The second grade Bible curriculum begins with creation and follows the early history of God’s covenant people through the books of Genesis and Exodus. Students marvel as each story reveals the mercy and faithfulness of God to his covenant people. They learn that our faith is not founded on the perfection of Adam, Noah, or Abraham but on the steadfast love and faithfulness of the God who keeps his promises to his people and prepares them for the coming of the promised lamb of God and Lion of the tribe of Judah: our Lord and Savior Jesus Christ. Second graders relate to the characters studied and wonder what they would do in the same situations. Students gain a deeper understanding of God’s forgiveness and his delight in using sinful human beings for his glory. Students are encouraged to imagine where and how their lives fit within the story of God’s plan to redeem a people for himself. The year ends with a study of the Israelites’ oppression in Egypt, and second graders cry out to God for freedom as they perform The Exodus play. Imagining the literal struggles of being enslaved, students also think about being enslaved to sin and the need to be set free from spiritual oppression. Throughout the year, students fill their hearts and minds with rich passages of Scripture including Psalm 24, Mary’s Magnificat, Isaiah 61, and Exodus 15. They also delight in memorizing numerous hymns and spiritual songs including “I Sing the Almighty Power of God,” “Come, Thou Fount of Every Blessing,” and “On Jordan’s Stormy Banks I Stand.”
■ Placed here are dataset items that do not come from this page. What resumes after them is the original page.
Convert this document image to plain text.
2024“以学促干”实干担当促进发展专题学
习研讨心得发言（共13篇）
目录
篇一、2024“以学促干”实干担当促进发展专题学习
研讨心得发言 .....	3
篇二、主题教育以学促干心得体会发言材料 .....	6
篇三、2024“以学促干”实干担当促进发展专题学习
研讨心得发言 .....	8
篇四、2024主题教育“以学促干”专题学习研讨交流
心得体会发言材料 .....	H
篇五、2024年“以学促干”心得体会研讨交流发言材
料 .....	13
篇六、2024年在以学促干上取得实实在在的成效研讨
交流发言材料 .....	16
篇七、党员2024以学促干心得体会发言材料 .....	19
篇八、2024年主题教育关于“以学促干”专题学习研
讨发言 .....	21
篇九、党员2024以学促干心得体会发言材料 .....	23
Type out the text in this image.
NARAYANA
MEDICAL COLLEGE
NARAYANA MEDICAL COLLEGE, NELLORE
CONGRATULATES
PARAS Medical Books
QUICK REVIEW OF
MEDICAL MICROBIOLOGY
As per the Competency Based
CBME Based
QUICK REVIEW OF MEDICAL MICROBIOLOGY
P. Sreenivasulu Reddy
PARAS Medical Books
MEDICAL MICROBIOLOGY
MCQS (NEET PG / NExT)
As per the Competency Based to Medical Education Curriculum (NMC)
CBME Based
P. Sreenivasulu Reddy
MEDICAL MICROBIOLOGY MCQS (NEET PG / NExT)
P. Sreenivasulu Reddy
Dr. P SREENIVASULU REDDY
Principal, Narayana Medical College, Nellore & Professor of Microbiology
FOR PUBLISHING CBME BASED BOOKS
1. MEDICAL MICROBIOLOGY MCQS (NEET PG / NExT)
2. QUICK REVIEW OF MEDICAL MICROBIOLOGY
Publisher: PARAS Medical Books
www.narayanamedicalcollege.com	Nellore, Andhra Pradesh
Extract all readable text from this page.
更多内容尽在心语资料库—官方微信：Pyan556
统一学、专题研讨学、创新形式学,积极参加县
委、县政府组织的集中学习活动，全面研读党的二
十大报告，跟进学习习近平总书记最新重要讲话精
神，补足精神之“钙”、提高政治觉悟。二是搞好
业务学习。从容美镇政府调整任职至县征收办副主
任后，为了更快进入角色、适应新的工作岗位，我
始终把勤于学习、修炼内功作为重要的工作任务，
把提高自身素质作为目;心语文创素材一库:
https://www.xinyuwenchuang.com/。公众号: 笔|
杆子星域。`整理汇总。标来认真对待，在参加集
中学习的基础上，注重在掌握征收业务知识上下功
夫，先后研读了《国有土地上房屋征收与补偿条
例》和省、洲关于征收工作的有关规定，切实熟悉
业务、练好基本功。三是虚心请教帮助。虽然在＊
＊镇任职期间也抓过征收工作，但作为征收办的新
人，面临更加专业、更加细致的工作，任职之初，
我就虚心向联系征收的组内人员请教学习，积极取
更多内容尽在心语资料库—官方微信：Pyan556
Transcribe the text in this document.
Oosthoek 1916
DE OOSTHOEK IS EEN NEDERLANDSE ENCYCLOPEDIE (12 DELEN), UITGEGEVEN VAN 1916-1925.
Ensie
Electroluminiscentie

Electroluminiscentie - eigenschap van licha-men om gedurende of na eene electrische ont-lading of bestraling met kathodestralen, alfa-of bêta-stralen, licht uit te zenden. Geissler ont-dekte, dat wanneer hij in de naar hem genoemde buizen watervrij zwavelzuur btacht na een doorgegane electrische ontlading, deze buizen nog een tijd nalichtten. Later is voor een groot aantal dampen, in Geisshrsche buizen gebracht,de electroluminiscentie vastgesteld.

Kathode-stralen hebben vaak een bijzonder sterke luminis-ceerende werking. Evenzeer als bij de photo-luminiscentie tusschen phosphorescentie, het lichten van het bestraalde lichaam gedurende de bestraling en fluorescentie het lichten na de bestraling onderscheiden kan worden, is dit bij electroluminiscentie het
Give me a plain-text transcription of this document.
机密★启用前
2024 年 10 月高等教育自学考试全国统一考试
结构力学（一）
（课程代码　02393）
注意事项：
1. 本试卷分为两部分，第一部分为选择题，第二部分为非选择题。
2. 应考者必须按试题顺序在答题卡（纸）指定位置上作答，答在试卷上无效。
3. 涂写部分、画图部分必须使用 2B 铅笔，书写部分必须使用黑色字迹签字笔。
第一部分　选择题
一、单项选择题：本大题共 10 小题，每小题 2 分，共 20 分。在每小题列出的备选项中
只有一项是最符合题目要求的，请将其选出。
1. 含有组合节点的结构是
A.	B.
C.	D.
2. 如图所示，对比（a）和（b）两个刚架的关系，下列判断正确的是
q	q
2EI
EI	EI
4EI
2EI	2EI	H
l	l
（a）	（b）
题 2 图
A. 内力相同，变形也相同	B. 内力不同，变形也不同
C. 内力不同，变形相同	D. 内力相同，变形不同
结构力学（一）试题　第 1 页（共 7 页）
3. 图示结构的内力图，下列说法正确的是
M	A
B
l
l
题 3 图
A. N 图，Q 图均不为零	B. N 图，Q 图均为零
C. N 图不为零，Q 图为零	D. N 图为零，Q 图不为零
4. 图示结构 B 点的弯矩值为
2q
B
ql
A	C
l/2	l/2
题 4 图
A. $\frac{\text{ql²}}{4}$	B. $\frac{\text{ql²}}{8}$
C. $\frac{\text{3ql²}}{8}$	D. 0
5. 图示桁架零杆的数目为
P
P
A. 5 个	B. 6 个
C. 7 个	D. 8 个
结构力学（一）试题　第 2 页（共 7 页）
The Library of the Scribes
As the second grade students step back into history, they take on the role of a scribe in their science classes. In ancient Egyptian times, the scribes were taught about the world around them. Their knowledge was based on practicality. They observed all that happened in daily life and kept track of every detail. In a similar fashion, the students track and are attentive to the world in which God has placed them. They look to the heavens and hone their skills of observation and record keeping as they track the phases of the moon and the movement of the sun. This also deepens their understanding of how God has established order and regularities in nature and how from this order man was able to develop the calendar. They imitate the solving of life’s problems as the Egyptians did to predict the flooding of the Nile. They develop paper and get water to their crops with irrigation and the shaduf. In addition, they work with tools similar to those developed by and used by the Egyptians in their daily lives. As the students study the properties of water and how it is affected by heat and salt, they begin to understand the process of mummification, but they also understand more importantly the vital role dehydration plays in food preservation. By “living” the story of the Egyptians, the students sense a bit of the excitement of making discoveries, encountering new experiences, applying newfound understandings of the natural world, and seeing God’s hand at work providing for and sustaining his creation throughout time. Moreover, the chief aim is that of leading the students to see the purpose of their studies as a pathway to praise God and serve one another.
The language arts are a centerpiece of classical education, and the study of foreign languages, ancient and modern, has always been part of the core classical curriculum. Students continue their study of Spanish begun in kindergarten and first grade. The basics of pronunciation, grammar, cultural knowledge, and essential vocabulary are encountered largely through song, play, and teacher-facilitated dialogue.
There are two basic goals of early language acquisition at Geneva: cultivating the skills of language learning that will support all later language study and fostering the cultural understanding necessary for living in a community increasingly influenced by Latin American culture.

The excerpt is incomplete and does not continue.